ELSS may not suit you if you have opted for the new tax regime (no 80C benefit), need the money within three years, or cannot tolerate the value of your investment dropping in the short term. In those cases, a PPF calculator or a fixed deposit may be a better fit.
To bring tax-saving, investing, and your bigger money goals together in one view, try our financial life planner — it helps you balance 80C investments against your other priorities.
Frequently Asked Questions
Can I withdraw ELSS before 3 years? No. ELSS has a mandatory 3-year lock-in on every contribution, and there is no premature withdrawal facility — not even partial. With a SIP, each instalment locks in separately for three years from its own investment date.
Is ELSS better than PPF? Neither is universally "better" — they serve different needs. ELSS targets higher, market-linked returns with a shorter 3-year lock-in but carries equity risk. PPF gives guaranteed, fully tax-free returns of around 7.1% with no capital risk but a 15-year lock-in. Many investors hold both.
How much tax can I save with ELSS? You can deduct up to ₹1.5 lakh invested in ELSS from your taxable income under Section 80C (old regime only). In the 30% slab, that is roughly ₹45,000 of tax saved in a year, plus cess. Your saving depends on your tax slab and other 80C investments.
Do I pay tax on ELSS returns? Yes, on redemption.
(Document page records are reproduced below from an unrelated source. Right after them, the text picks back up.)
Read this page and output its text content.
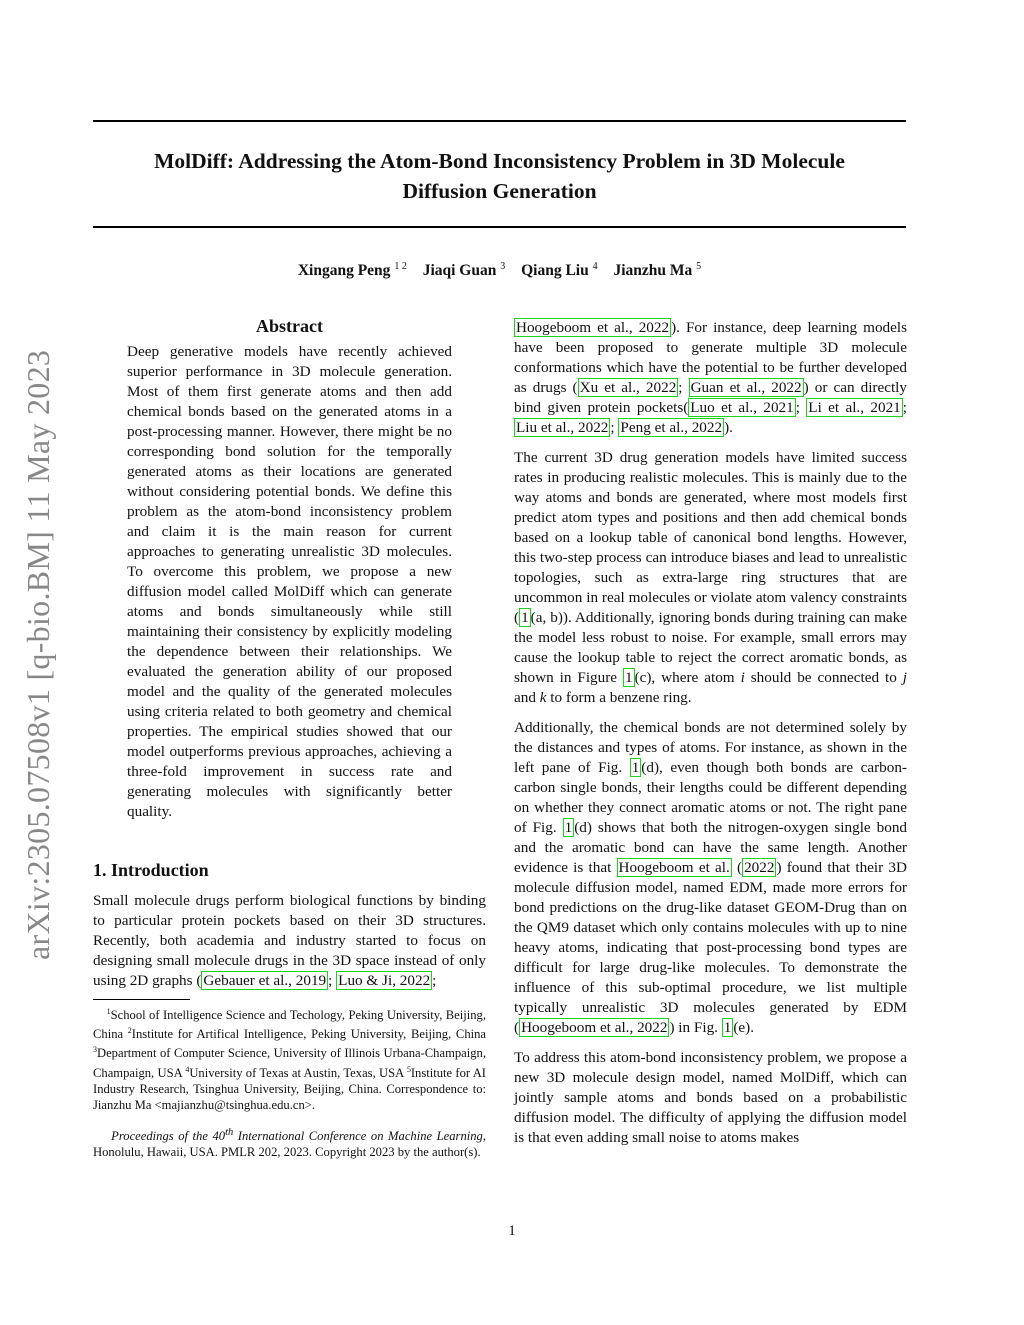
MolDiff: Addressing the Atom-Bond Inconsistency Problem in 3D Molecule
Diffusion Generation
Xingang Peng $^{1 2}$ Jiaqi Guan $^3$ Qiang Liu $^4$ Jianzhu Ma $^5$
arXiv:2305.07508v1 [q-bio.BM] 11 May 2023
Abstract

Deep generative models have recently achieved superior performance in 3D molecule generation. Most of them first generate atoms and then add chemical bonds based on the generated atoms in a post-processing manner. However, there might be no corresponding bond solution for the temporally generated atoms as their locations are generated without considering potential bonds. We define this problem as the atom-bond inconsistency problem and claim it is the main reason for current approaches to generating unrealistic 3D molecules. To overcome this problem, we propose a new diffusion model called MolDiff which can generate atoms and bonds simultaneously while still maintaining their consistency by explicitly modeling the dependence between their relationships. We evaluated the generation ability of our proposed model and the quality of the generated molecules using criteria related to both geometry and chemical properties. The empirical studies showed that our model outperforms previous approaches, achieving a three-fold improvement in success rate and generating molecules with significantly better quality.

1. Introduction

Small molecule drugs perform biological functions by binding to particular protein pockets based on their 3D structures. Recently, both academia and industry started to focus on designing small molecule drugs in the 3D space instead of only using 2D graphs ( Gebauer et al., 2019 ; Luo & Ji, 2022 ;

$^1$School of Intelligence Science and Techology, Peking University, Beijing, China $^2$Institute for Artifical Intelligence, Peking University, Beijing, China $^3$Department of Computer Science, University of Illinois Urbana-Champaign, Champaign, USA $^4$University of Texas at Austin, Texas, USA $^5$Institute for AI Industry Research, Tsinghua University, Beijing, China. Correspondence to: Jianzhu Ma <majianzhu@tsinghua.edu.cn>.
Proceedings of the 40th International Conference on Machine Learning, Honolulu, Hawaii, USA. PMLR 202, 2023. Copyright 2023 by the author(s).

Hoogeboom et al., 2022 ). For instance, deep learning models have been proposed to generate multiple 3D molecule conformations which have the potential to be further developed as drugs ( Xu et al., 2022 ; Guan et al., 2022 ) or can directly bind given protein pockets( Luo et al., 2021 ; Li et al., 2021 ; Liu et al., 2022 ; Peng et al., 2022 ).

The current 3D drug generation models have limited success rates in producing realistic molecules. This is mainly due to the way atoms and bonds are generated, where most models first predict atom types and positions and then add chemical bonds based on a lookup table of canonical bond lengths. However, this two-step process can introduce biases and lead to unrealistic topologies, such as extra-large ring structures that are uncommon in real molecules or violate atom valency constraints ( 1 (a, b)). Additionally, ignoring bonds during training can make the model less robust to noise. For example, small errors may cause the lookup table to reject the correct aromatic bonds, as shown in Figure 1 (c), where atom i should be connected to j and k to form a benzene ring.

Additionally, the chemical bonds are not determined solely by the distances and types of atoms. For instance, as shown in the left pane of Fig. 1 (d), even though both bonds are carbon-carbon single bonds, their lengths could be different depending on whether they connect aromatic atoms or not. The right pane of Fig. 1 (d) shows that both the nitrogen-oxygen single bond and the aromatic bond can have the same length. Another evidence is that Hoogeboom et al. ( 2022 ) found that their 3D molecule diffusion model, named EDM, made more errors for bond predictions on the drug-like dataset GEOM-Drug than on the QM9 dataset which only contains molecules with up to nine heavy atoms, indicating that post-processing bond types are difficult for large drug-like molecules. To demonstrate the influence of this sub-optimal procedure, we list multiple typically unrealistic 3D molecules generated by EDM ( Hoogeboom et al., 2022 ) in Fig. 1 (e).

To address this atom-bond inconsistency problem, we propose a new 3D molecule design model, named MolDiff, which can jointly sample atoms and bonds based on a probabilistic diffusion model. The difficulty of applying the diffusion model is that even adding small noise to atoms makes

1
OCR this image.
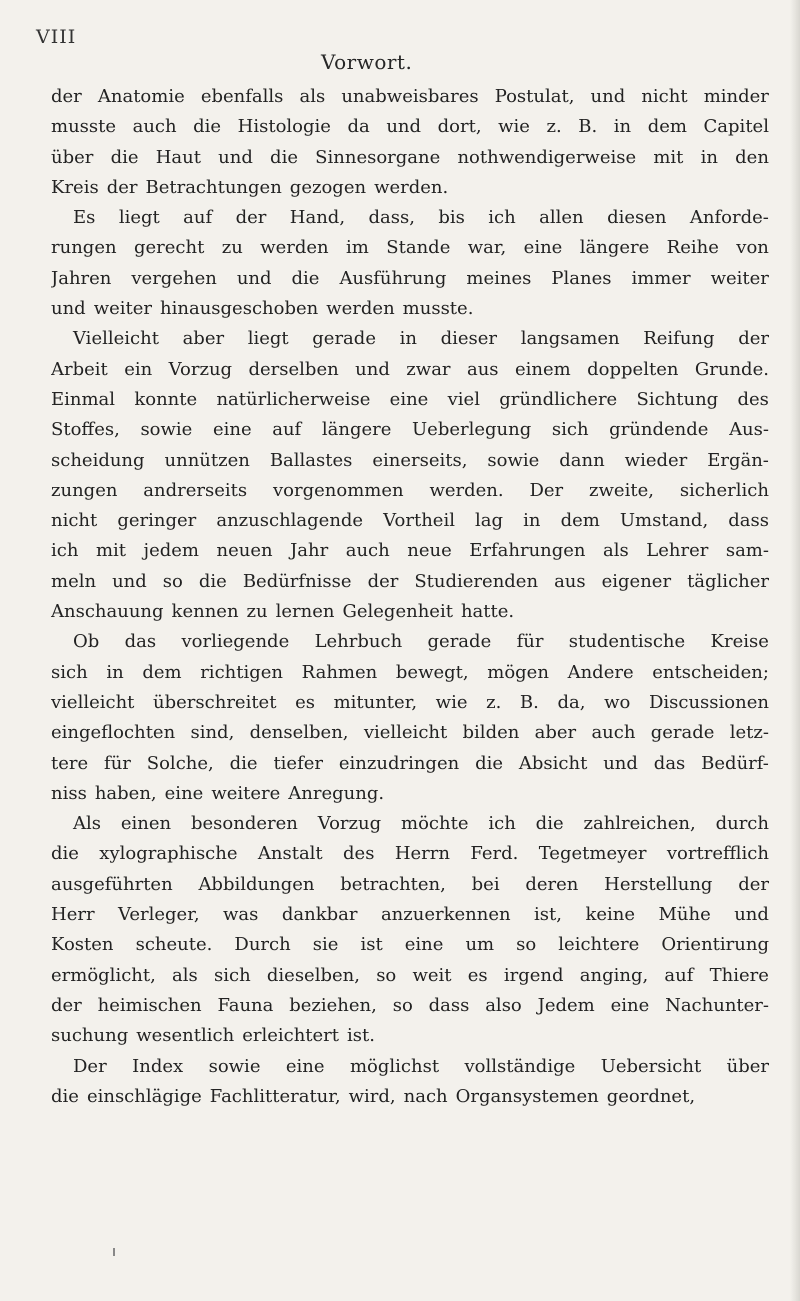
VIII
Vorwort.
der Anatomie ebenfalls als unabweisbares Postulat, und nicht minder
musste auch die Histologie da und dort, wie z. B. in dem Capitel
über die Haut und die Sinnesorgane nothwendigerweise mit in den
Kreis der Betrachtungen gezogen werden.
Es liegt auf der Hand, dass, bis ich allen diesen Anforde-
rungen gerecht zu werden im Stande war, eine längere Reihe von
Jahren vergehen und die Ausführung meines Planes immer weiter
und weiter hinausgeschoben werden musste.
Vielleicht aber liegt gerade in dieser langsamen Reifung der
Arbeit ein Vorzug derselben und zwar aus einem doppelten Grunde.
Einmal konnte natürlicherweise eine viel gründlichere Sichtung des
Stoffes, sowie eine auf längere Ueberlegung sich gründende Aus-
scheidung unnützen Ballastes einerseits, sowie dann wieder Ergän-
zungen andrerseits vorgenommen werden. Der zweite, sicherlich
nicht geringer anzuschlagende Vortheil lag in dem Umstand, dass
ich mit jedem neuen Jahr auch neue Erfahrungen als Lehrer sam-
meln und so die Bedürfnisse der Studierenden aus eigener täglicher
Anschauung kennen zu lernen Gelegenheit hatte.
Ob das vorliegende Lehrbuch gerade für studentische Kreise
sich in dem richtigen Rahmen bewegt, mögen Andere entscheiden;
vielleicht überschreitet es mitunter, wie z. B. da, wo Discussionen
eingeflochten sind, denselben, vielleicht bilden aber auch gerade letz-
tere für Solche, die tiefer einzudringen die Absicht und das Bedürf-
niss haben, eine weitere Anregung.
Als einen besonderen Vorzug möchte ich die zahlreichen, durch
die xylographische Anstalt des Herrn Ferd. Tegetmeyer vortrefflich
ausgeführten Abbildungen betrachten, bei deren Herstellung der
Herr Verleger, was dankbar anzuerkennen ist, keine Mühe und
Kosten scheute. Durch sie ist eine um so leichtere Orientirung
ermöglicht, als sich dieselben, so weit es irgend anging, auf Thiere
der heimischen Fauna beziehen, so dass also Jedem eine Nachunter-
suchung wesentlich erleichtert ist.
Der Index sowie eine möglichst vollständige Uebersicht über
die einschlägige Fachlitteratur, wird, nach Organsystemen geordnet,
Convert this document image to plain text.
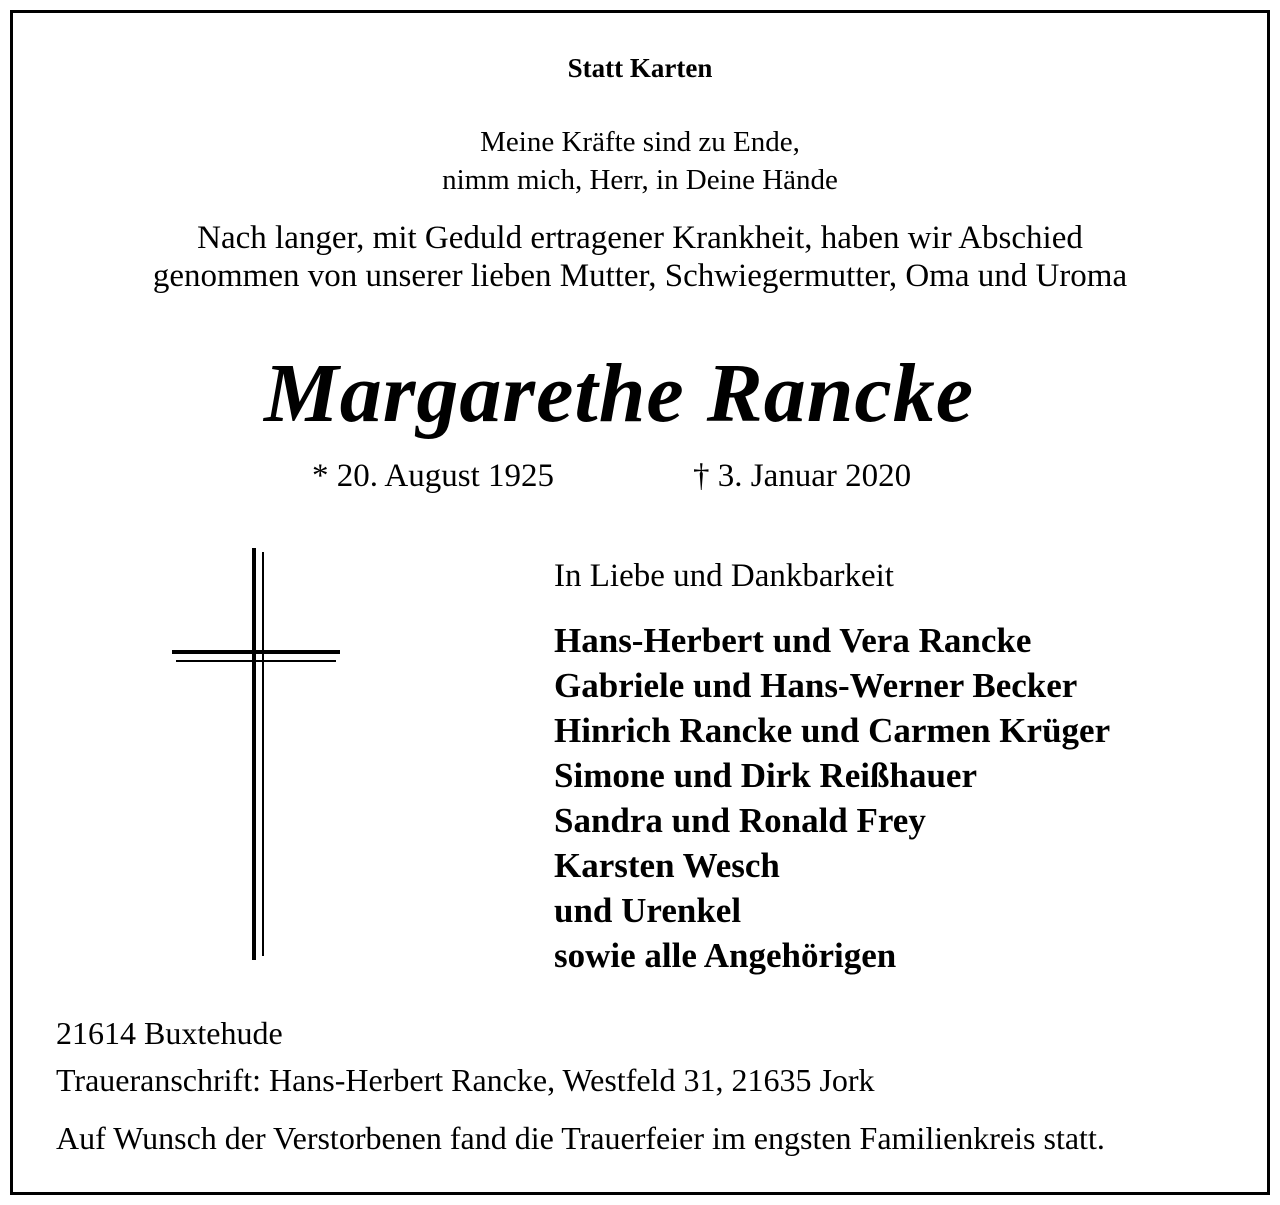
Statt Karten
Meine Kräfte sind zu Ende,
nimm mich, Herr, in Deine Hände
Nach langer, mit Geduld ertragener Krankheit, haben wir Abschied
genommen von unserer lieben Mutter, Schwiegermutter, Oma und Uroma
Margarethe Rancke
* 20. August 1925	† 3. Januar 2020
In Liebe und Dankbarkeit
Hans-Herbert und Vera Rancke
Gabriele und Hans-Werner Becker
Hinrich Rancke und Carmen Krüger
Simone und Dirk Reißhauer
Sandra und Ronald Frey
Karsten Wesch
und Urenkel
sowie alle Angehörigen
21614 Buxtehude
Traueranschrift: Hans-Herbert Rancke, Westfeld 31, 21635 Jork
Auf Wunsch der Verstorbenen fand die Trauerfeier im engsten Familienkreis statt.
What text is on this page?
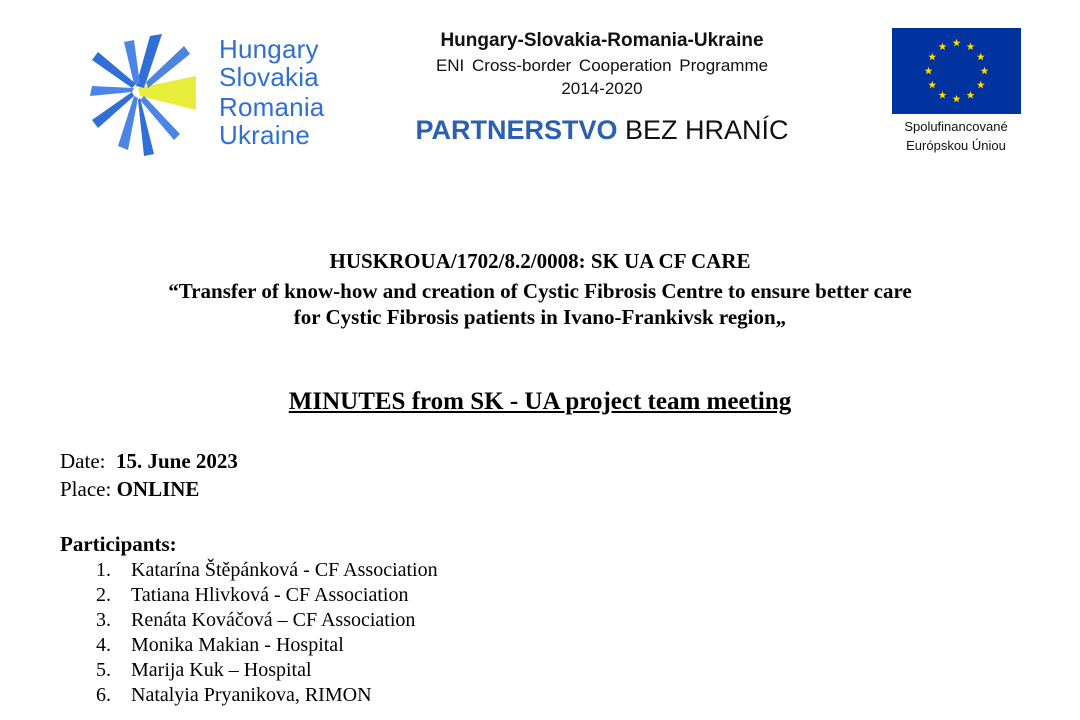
Hungary
Slovakia
Romania
Ukraine
Hungary-Slovakia-Romania-Ukraine
ENI Cross-border Cooperation Programme
2014-2020
PARTNERSTVO BEZ HRANÍC	Spolufinancované
Európskou Úniou
HUSKROUA/1702/8.2/0008: SK UA CF CARE
“Transfer of know-how and creation of Cystic Fibrosis Centre to ensure better care
for Cystic Fibrosis patients in Ivano-Frankivsk region„
MINUTES from SK - UA project team meeting
Date: 15. June 2023
Place: ONLINE
Participants:
1. Katarína Štěpánková - CF Association
2. Tatiana Hlivková - CF Association
3. Renáta Kováčová – CF Association
4. Monika Makian - Hospital
5. Marija Kuk – Hospital
6. Natalyia Pryanikova, RIMON
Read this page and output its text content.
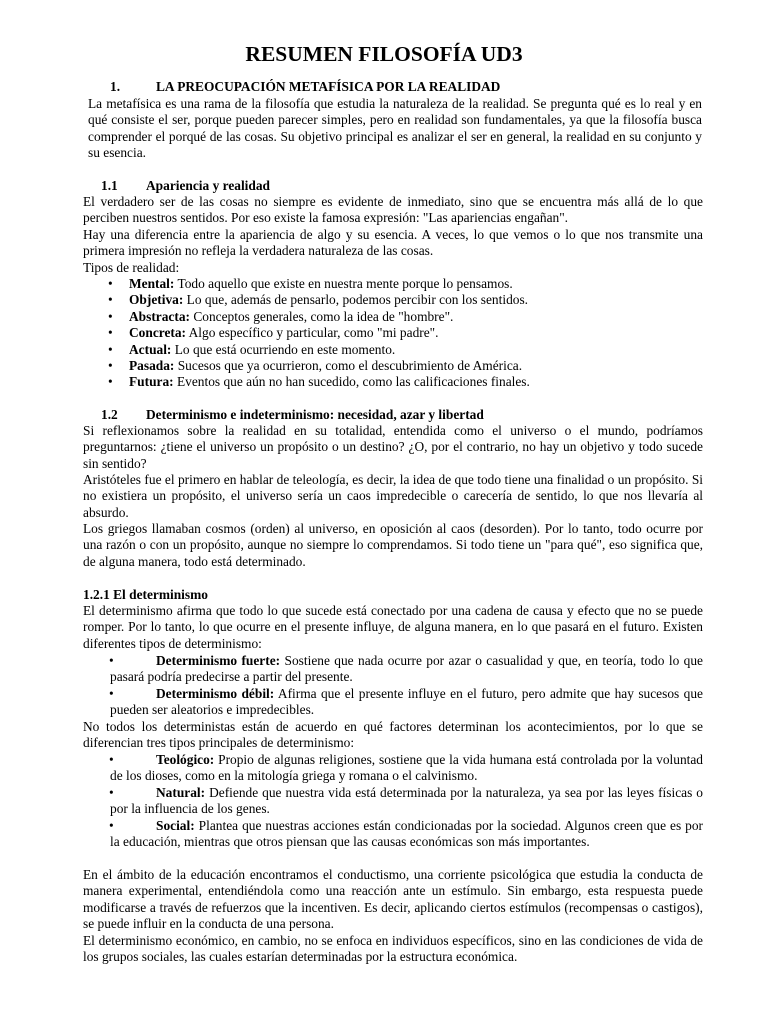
RESUMEN FILOSOFÍA UD3
1.	LA PREOCUPACIÓN METAFÍSICA POR LA REALIDAD
La metafísica es una rama de la filosofía que estudia la naturaleza de la realidad. Se pregunta qué es lo real y en qué consiste el ser, porque pueden parecer simples, pero en realidad son fundamentales, ya que la filosofía busca comprender el porqué de las cosas. Su objetivo principal es analizar el ser en general, la realidad en su conjunto y su esencia.
1.1 Apariencia y realidad
El verdadero ser de las cosas no siempre es evidente de inmediato, sino que se encuentra más allá de lo que perciben nuestros sentidos. Por eso existe la famosa expresión: "Las apariencias engañan".
Hay una diferencia entre la apariencia de algo y su esencia. A veces, lo que vemos o lo que nos transmite una primera impresión no refleja la verdadera naturaleza de las cosas.
Tipos de realidad:
• Mental: Todo aquello que existe en nuestra mente porque lo pensamos.
• Objetiva: Lo que, además de pensarlo, podemos percibir con los sentidos.
• Abstracta: Conceptos generales, como la idea de "hombre".
• Concreta: Algo específico y particular, como "mi padre".
• Actual: Lo que está ocurriendo en este momento.
• Pasada: Sucesos que ya ocurrieron, como el descubrimiento de América.
• Futura: Eventos que aún no han sucedido, como las calificaciones finales.
1.2 Determinismo e indeterminismo: necesidad, azar y libertad
Si reflexionamos sobre la realidad en su totalidad, entendida como el universo o el mundo, podríamos preguntarnos: ¿tiene el universo un propósito o un destino? ¿O, por el contrario, no hay un objetivo y todo sucede sin sentido?
Aristóteles fue el primero en hablar de teleología, es decir, la idea de que todo tiene una finalidad o un propósito. Si no existiera un propósito, el universo sería un caos impredecible o carecería de sentido, lo que nos llevaría al absurdo.
Los griegos llamaban cosmos (orden) al universo, en oposición al caos (desorden). Por lo tanto, todo ocurre por una razón o con un propósito, aunque no siempre lo comprendamos. Si todo tiene un "para qué", eso significa que, de alguna manera, todo está determinado.
1.2.1 El determinismo
El determinismo afirma que todo lo que sucede está conectado por una cadena de causa y efecto que no se puede romper. Por lo tanto, lo que ocurre en el presente influye, de alguna manera, en lo que pasará en el futuro. Existen diferentes tipos de determinismo:
•	Determinismo fuerte: Sostiene que nada ocurre por azar o casualidad y que, en teoría, todo lo que pasará podría predecirse a partir del presente.
•	Determinismo débil: Afirma que el presente influye en el futuro, pero admite que hay sucesos que pueden ser aleatorios e impredecibles.
No todos los deterministas están de acuerdo en qué factores determinan los acontecimientos, por lo que se diferencian tres tipos principales de determinismo:
•	Teológico: Propio de algunas religiones, sostiene que la vida humana está controlada por la voluntad de los dioses, como en la mitología griega y romana o el calvinismo.
•	Natural: Defiende que nuestra vida está determinada por la naturaleza, ya sea por las leyes físicas o por la influencia de los genes.
•	Social: Plantea que nuestras acciones están condicionadas por la sociedad. Algunos creen que es por la educación, mientras que otros piensan que las causas económicas son más importantes.
En el ámbito de la educación encontramos el conductismo, una corriente psicológica que estudia la conducta de manera experimental, entendiéndola como una reacción ante un estímulo. Sin embargo, esta respuesta puede modificarse a través de refuerzos que la incentiven. Es decir, aplicando ciertos estímulos (recompensas o castigos), se puede influir en la conducta de una persona.
El determinismo económico, en cambio, no se enfoca en individuos específicos, sino en las condiciones de vida de los grupos sociales, las cuales estarían determinadas por la estructura económica.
Since the 3-year lock-in makes gains long-term, they are taxed at 12.5% LTCG, but only on gains above ₹1.25 lakh in a financial year. Gains up to ₹1.25 lakh per year are tax-free.
This article is general information, not financial advice. Mutual fund and market-linked returns are not guaranteed. Consult a SEBI-registered advisor for decisions specific to you.